这天夜里,雨终于落了下来。
瓢泼大雨狠狠砸在地面上,噼里啪啦作响,冲刷着园区肮脏的路面。
积水快速蔓延,混着泥土、垃圾、油污,汇成浑浊的水流。
狂风卷着冷雨横扫整条街巷,路灯在风雨中疯狂摇晃,光影斑驳错乱。
整个园区黑漆漆一片,只有零星几盏路灯勉强撑着微弱的光亮。
寒意顺着裤脚往上钻,浸透四肢,刺骨冰凉。
我独自一人站在巷口的屋檐下,任由冷风暴雨在眼前肆虐。
嘴里叼着烟,火星在昏暗雨幕里一明一灭。
身后是沉寂的楼栋,前方是风雨飘摇的整片园区。
成哥和林飞默默站在我身后两步远的位置,一左一右,安静待命。
没有多余的话语,只有绝对的信任和默契。
林飞率先开口,声音压得极低,混在风雨声里,模糊又沉稳。
“现在外面传得很凶,不少人已经开始动心思了。”
成哥跟着补了一句,语气冷静透彻。
“有人觉得你飘了,心思不在大局上,是动手的最好时机。”
我吐出一口烟雾,白雾被冷风瞬间吹散。
眼底掠过一抹凌厉的寒光,嘴角勾起一抹嗜血的笑意。
“很好。”
“就是要让他们这么想。”
我缓缓抬手,弹掉烟头上的灰烬,动作慵懒又带着十足的压迫感。
“一个个平日里装得稳重深沉、滴水不漏,说白了全是一群欺软怕硬的怂货。”
“老子稳的时候,他们个个装孙子,安分守己。”
“稍微让他们看到一点所谓的‘破绽’,立马就按捺不住,想跳出来咬我一口。

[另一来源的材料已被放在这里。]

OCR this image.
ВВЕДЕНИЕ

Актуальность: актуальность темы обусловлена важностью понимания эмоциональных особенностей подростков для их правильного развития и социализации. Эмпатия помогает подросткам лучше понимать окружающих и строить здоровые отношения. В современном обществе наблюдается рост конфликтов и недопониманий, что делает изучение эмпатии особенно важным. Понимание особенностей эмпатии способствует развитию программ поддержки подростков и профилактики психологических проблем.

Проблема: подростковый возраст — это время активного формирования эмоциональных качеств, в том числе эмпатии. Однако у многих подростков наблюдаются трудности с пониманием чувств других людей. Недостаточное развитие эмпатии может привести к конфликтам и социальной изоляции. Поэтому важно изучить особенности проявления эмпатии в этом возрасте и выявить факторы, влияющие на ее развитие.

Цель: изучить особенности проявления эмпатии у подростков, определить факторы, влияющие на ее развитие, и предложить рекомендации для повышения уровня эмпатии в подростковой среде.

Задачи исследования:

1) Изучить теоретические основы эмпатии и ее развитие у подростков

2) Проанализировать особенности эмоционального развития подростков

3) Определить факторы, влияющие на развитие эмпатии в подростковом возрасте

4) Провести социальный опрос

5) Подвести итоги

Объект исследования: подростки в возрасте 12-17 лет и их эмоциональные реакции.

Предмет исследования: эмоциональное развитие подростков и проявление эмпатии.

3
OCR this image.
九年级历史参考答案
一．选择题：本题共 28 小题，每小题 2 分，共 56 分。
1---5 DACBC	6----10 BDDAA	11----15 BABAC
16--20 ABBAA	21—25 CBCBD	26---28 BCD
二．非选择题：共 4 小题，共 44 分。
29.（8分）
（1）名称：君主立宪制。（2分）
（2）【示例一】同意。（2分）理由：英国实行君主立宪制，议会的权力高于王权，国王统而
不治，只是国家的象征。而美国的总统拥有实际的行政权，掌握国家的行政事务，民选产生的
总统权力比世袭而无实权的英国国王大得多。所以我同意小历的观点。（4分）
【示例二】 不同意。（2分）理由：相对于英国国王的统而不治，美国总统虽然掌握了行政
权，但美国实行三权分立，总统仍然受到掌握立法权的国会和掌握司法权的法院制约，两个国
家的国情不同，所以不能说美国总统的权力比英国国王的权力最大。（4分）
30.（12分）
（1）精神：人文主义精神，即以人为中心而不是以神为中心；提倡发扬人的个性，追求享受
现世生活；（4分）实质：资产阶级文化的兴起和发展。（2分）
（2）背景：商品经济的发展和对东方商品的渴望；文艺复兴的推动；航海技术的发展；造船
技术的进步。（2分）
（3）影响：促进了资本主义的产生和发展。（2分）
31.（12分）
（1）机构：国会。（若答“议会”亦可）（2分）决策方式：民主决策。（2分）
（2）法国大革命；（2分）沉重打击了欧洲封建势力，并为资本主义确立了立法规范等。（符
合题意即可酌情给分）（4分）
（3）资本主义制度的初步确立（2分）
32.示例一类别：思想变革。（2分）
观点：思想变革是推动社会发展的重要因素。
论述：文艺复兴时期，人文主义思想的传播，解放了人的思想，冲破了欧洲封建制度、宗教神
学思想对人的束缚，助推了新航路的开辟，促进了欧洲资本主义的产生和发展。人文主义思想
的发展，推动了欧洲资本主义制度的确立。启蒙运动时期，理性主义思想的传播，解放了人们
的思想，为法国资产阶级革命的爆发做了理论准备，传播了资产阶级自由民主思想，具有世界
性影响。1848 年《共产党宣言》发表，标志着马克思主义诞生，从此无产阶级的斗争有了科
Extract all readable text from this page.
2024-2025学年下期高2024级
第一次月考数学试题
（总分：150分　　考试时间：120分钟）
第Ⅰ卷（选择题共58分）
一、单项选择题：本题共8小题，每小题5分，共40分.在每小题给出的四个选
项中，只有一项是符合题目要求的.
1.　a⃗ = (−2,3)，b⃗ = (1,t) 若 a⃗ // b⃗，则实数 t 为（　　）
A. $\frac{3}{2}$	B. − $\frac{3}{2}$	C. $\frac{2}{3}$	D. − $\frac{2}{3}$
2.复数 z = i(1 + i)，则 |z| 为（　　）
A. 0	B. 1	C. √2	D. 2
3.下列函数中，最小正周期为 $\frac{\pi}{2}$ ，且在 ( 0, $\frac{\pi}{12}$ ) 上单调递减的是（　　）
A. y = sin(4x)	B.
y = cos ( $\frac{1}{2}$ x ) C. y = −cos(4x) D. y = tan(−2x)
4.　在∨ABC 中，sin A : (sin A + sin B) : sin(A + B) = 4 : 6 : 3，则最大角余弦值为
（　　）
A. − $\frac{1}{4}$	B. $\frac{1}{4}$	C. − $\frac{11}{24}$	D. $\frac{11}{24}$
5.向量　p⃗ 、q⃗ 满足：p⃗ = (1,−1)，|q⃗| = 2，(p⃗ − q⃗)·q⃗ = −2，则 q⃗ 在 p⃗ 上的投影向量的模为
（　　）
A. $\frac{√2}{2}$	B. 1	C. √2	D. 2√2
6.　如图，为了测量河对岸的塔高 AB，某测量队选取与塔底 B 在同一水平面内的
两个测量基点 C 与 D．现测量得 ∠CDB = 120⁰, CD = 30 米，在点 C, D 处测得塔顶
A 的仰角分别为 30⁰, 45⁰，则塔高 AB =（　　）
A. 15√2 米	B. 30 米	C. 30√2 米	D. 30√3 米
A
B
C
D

”
“这群杂碎,真是贱得离谱。”
语气里的不屑和冷冽毫不掩饰,带着几分粗粝的戾气。
林飞轻声问道:“需要我们提前动手压制一波吗?”
我直接摇头,眼神笃定,气场强势。
“不用。”
“让他们跳。”
“跳得越高,动静越大,最后摔得就越惨。”
“现在收拾他们,太便宜这群废物了。”
“我要让他们彻底暴露野心、暴露同伙、暴露所有底牌。”
“等他们自以为得计、快要得逞的时候,我再一锅端,彻底肃清这群蛀虫。”
风雨愈发猛烈,巷子里的杂物被风吹得满地乱滚,砰砰作响。
暗处隐约有细碎的脚步声、低语声传来,若隐若现。
我清楚得很,此刻暗处藏着不少眼睛,全都在死死盯着我的一举一动。
他们在观望我的状态,揣测我的心思,等待出手的最佳时机。
那又如何?
我压根不在乎。
我今年二十多岁,年轻、敢拼、敢狠、敢断后路。
我最不怕的就是对峙,最不慌的就是乱局。
越是暗流汹涌、危机四伏的局面,我越能掌控全局、逆风翻盘。
我抬手掐灭烟头,指尖用力,将烟蒂捏得粉碎。
细碎的烟末被风雨吹散,消失在浑浊的夜色里。
“接下来,戏继续演。”
“我继续贴着小球和小双,继续让所有人觉得我色令智昏、急功近利。”
“你们两个,暗中盯死所有异动,记录好所有人的动向、站位、关系网。”
“不要打草惊蛇,放任他们躁动,放任他们串联。”
成哥和林飞齐声应道:“明白。”
雨声轰鸣,掩盖了所有低语,却盖不住我心底翻涌的杀伐之气。
接下来的几天,我愈发肆无忌惮。
我会当众给小球送东西,态度温和,关照明显,毫不避讳旁人的目光。
我会主动拉着小双聊事务,给他铺路、给资源、给机会,摆明了要提拔他。
园区里的谣言彻底发酵,彻底实锤,几乎所有人都信了这套说辞。